The fecal matter of bed bugs is full of blood and will leave behind a dark brown blood spot on the mattress, bedding, and nightclothes of their host. These stains resemble smears and can be black in color. This is because the bed bugs are excreting digested blood, their only source of food.

 

Bed Bug Bites

 

While a portion of people who are bitten by bed bugs show no symptoms at all, up to 70% have a reaction similar to chiggers or mosquito bites, leaving a nasty, itchy mess on the skin of bed bug victims.

 The symptoms of a bed bug bite include: 

 

  • Raised, red welts
  • Burning and itching
  • Bed bug bite rash across a localized area
  • Straight lines of multiple bites

 

The only way to rule out other physical reasons for these symptoms is to go to a physician and be examined. However, it may be cheaper and more advantageous to check the bed of the affected person first to see if there is a bed bug presence.

 

It Is Better to Allow Professionals to Handle Bed Bugs

 

While it is understandable that homeowners want to treat for bed bugs themselves, the truth is that it is much better and smarter to allow a professional exterminator to do it for them. This is especially true if the homeowner opts to use a pest-control bomb or fogger that they can buy at their local department store. These bombs do not work and can expose families to toxic chemicals.

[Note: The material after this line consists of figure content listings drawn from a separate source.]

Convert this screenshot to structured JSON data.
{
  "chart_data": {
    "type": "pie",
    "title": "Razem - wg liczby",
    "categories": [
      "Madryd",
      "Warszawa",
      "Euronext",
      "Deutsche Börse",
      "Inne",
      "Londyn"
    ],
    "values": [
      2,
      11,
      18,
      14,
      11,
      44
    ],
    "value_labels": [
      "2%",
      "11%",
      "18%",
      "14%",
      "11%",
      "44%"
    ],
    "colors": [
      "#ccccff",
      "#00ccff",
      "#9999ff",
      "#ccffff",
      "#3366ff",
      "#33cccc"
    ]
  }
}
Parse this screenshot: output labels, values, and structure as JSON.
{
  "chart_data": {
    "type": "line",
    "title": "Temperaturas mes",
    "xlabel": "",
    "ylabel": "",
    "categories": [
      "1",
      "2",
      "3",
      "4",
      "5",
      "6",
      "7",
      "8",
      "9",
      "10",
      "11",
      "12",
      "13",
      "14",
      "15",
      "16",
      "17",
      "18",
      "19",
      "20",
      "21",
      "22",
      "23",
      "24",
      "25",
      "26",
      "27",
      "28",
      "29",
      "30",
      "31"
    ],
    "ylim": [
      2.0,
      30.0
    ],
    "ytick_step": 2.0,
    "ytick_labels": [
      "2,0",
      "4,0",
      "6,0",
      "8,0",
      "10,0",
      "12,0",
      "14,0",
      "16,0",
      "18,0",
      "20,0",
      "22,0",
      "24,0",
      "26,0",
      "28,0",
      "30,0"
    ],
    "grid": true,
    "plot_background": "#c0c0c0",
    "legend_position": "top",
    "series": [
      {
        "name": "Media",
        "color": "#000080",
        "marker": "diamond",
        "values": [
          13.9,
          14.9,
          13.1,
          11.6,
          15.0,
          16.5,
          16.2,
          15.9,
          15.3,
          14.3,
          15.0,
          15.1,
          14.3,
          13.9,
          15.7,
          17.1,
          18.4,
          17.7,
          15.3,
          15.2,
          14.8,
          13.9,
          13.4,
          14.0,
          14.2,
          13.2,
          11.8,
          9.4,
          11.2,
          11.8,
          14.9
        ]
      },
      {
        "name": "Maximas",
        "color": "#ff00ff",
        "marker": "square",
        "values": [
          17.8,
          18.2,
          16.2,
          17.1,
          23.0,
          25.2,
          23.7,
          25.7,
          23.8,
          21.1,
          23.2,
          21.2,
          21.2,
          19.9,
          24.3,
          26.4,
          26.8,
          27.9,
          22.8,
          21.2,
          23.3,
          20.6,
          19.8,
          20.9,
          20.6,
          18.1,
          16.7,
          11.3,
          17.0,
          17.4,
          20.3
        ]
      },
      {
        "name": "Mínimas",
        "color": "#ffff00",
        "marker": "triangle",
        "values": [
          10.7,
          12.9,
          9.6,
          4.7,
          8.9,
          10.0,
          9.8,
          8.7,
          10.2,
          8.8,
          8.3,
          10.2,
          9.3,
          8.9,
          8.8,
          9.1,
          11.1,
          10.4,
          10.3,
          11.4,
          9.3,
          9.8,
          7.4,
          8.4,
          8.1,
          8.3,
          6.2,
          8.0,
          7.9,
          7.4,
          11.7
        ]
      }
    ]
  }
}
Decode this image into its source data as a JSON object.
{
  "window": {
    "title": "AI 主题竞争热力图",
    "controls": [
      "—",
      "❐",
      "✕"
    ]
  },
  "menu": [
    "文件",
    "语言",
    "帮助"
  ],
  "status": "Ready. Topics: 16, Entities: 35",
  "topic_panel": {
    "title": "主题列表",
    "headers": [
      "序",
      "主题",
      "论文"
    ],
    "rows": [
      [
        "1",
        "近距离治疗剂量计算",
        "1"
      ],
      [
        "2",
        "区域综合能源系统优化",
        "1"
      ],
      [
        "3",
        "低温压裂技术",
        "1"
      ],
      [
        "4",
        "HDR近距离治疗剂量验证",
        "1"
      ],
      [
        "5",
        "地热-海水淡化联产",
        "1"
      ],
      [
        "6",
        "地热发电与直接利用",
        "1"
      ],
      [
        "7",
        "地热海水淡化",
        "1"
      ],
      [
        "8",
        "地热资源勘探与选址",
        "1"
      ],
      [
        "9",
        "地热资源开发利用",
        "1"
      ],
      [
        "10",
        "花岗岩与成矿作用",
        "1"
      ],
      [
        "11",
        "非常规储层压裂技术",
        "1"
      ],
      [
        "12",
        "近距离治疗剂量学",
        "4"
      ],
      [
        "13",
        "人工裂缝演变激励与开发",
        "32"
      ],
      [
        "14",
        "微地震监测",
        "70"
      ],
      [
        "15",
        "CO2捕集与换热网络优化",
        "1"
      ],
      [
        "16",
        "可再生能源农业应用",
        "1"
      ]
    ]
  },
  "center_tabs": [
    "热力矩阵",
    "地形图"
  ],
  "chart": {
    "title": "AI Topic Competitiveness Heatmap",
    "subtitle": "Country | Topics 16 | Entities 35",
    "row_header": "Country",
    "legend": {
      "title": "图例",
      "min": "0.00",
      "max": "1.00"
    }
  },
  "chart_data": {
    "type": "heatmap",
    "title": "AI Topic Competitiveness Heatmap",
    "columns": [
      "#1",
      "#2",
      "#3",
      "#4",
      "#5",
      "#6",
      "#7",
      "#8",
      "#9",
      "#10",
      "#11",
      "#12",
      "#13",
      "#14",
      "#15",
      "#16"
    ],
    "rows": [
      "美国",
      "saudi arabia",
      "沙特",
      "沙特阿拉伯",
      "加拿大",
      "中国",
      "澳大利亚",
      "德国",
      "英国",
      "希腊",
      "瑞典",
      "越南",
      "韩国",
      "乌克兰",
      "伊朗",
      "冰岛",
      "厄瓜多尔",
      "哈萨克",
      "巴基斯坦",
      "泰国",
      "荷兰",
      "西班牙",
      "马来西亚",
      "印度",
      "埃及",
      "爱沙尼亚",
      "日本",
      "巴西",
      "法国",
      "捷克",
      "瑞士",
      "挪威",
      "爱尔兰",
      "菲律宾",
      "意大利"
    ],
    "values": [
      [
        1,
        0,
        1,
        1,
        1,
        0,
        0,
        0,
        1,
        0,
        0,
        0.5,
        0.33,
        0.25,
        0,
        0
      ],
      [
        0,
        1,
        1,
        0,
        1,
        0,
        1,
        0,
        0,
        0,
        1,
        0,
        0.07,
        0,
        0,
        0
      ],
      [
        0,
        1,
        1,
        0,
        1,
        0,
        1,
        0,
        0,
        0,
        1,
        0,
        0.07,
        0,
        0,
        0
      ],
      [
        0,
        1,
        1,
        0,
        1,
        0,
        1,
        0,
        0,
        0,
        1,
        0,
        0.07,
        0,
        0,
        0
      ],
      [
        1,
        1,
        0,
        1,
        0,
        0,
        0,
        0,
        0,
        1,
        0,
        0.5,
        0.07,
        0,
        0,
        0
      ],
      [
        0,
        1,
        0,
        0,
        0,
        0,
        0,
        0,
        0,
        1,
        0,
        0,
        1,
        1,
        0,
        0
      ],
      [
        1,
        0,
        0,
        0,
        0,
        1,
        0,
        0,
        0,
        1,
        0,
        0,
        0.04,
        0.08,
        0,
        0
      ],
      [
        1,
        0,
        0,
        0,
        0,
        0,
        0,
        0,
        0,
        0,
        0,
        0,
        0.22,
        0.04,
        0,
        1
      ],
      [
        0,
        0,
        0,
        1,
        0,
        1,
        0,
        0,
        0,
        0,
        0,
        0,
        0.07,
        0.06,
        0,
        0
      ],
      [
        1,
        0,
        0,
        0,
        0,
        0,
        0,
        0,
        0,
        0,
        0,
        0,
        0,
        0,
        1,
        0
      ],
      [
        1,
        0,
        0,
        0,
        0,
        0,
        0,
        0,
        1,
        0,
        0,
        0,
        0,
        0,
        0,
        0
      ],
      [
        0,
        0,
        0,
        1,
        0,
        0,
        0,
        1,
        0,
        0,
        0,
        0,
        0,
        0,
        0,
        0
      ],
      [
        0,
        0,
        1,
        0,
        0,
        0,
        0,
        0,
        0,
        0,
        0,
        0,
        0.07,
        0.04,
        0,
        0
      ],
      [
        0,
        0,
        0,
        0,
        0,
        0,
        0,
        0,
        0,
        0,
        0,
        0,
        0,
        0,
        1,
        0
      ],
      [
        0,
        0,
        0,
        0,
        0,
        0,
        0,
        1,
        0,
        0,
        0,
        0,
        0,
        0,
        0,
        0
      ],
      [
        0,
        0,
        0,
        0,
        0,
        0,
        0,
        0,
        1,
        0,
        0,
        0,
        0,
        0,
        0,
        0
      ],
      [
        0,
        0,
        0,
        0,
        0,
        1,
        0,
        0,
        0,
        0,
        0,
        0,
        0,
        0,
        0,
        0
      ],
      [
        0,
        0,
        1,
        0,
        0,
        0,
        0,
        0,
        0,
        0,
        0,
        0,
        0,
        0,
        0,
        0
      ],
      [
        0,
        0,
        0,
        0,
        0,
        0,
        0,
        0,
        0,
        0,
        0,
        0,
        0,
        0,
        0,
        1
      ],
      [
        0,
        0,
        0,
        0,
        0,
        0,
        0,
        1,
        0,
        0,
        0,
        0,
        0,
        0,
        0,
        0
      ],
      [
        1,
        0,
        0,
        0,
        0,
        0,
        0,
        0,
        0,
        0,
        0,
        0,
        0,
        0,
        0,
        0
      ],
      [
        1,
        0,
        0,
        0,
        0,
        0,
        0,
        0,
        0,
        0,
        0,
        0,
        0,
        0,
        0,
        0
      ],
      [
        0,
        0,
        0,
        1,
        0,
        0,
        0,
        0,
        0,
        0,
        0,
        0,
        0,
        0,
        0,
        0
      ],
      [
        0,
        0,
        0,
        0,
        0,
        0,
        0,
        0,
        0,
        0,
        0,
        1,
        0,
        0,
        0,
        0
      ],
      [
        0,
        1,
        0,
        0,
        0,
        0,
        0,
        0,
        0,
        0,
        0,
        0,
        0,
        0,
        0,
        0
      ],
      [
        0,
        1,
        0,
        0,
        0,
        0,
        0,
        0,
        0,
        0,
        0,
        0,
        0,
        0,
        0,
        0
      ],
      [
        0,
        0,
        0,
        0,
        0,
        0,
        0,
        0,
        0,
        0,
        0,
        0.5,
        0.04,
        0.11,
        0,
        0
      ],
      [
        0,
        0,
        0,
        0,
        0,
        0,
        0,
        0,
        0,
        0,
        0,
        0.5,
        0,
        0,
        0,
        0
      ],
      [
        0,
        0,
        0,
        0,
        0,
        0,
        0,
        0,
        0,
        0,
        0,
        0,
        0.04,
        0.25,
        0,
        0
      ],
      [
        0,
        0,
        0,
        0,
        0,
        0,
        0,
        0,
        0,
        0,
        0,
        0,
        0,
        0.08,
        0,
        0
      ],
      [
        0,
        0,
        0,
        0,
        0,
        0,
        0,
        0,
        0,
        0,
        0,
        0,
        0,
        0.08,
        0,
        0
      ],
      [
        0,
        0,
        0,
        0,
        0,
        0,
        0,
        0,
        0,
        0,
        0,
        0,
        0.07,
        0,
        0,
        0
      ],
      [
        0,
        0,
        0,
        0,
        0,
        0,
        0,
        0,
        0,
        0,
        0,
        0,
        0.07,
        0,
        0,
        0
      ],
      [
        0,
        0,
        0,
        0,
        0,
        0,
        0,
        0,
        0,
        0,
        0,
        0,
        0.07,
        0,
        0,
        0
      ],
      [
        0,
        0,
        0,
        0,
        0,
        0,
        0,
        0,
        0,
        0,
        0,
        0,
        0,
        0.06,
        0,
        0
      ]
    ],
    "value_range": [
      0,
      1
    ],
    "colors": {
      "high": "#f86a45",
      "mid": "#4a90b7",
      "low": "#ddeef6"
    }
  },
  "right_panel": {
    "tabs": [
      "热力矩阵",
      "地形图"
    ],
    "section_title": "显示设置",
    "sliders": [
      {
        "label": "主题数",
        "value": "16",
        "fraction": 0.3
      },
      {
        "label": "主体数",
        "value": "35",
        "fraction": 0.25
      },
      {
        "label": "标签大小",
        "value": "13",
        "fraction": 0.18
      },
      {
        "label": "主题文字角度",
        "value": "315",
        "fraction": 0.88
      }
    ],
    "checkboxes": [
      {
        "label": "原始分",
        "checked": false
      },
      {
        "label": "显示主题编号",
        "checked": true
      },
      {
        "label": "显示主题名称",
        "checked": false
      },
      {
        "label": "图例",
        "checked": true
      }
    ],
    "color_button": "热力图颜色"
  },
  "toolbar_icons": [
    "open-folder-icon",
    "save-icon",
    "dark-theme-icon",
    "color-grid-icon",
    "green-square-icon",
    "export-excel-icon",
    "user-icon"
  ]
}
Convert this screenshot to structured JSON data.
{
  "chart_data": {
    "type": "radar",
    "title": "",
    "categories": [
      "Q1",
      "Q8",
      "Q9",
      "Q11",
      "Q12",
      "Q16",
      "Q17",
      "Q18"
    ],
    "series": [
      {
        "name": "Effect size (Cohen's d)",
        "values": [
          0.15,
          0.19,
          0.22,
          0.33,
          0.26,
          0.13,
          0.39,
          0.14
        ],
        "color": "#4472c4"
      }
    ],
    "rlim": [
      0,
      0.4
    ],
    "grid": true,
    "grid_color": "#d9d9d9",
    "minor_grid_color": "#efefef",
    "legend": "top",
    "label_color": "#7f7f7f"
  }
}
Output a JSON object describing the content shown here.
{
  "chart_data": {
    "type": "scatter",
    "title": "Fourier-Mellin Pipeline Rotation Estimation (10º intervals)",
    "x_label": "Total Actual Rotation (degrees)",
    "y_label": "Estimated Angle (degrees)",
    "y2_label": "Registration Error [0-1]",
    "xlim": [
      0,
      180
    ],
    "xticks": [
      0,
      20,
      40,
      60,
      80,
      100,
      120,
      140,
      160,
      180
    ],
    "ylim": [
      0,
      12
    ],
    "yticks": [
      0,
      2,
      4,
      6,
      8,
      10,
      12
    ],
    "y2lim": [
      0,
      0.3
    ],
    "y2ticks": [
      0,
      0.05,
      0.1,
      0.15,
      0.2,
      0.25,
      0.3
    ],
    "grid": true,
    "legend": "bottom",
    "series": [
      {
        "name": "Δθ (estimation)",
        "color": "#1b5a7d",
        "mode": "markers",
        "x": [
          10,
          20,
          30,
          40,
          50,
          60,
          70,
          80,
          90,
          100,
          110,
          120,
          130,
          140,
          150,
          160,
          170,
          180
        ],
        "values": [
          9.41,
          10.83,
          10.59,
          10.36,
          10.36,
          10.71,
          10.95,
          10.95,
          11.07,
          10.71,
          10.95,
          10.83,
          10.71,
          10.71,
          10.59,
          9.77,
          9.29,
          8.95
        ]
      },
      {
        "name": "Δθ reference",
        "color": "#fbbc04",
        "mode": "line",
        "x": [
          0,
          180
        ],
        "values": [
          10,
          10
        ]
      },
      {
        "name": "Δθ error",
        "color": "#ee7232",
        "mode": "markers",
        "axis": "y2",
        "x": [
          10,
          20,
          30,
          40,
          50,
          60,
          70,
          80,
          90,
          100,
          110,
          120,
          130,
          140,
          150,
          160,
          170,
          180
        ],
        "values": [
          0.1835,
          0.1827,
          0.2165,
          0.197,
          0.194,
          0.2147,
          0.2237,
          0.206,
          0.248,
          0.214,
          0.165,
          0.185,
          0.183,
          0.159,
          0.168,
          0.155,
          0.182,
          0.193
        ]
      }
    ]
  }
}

 Most over-the-counter aerosol insecticides are not effective against bed bugs either. This is because many of these products contain pyrethrin or a type of it as the main ingredient, and those compounds act the same way as DDT, and bed bugs have become resistant to dying from them.

 While spraying a bed bug or two with an over-the-counter aerosol spray may appear to kill the ones you sprayed, there are thousands you cannot see that has not been touched and live on to keep the infestation going.

 It is beyond difficult for anyone who is not a professional exterminator to kill a bed bug infestation because they are so prolific and great at hiding.

 So, if in doubt, call a professional exterminator as many homeowners do every year.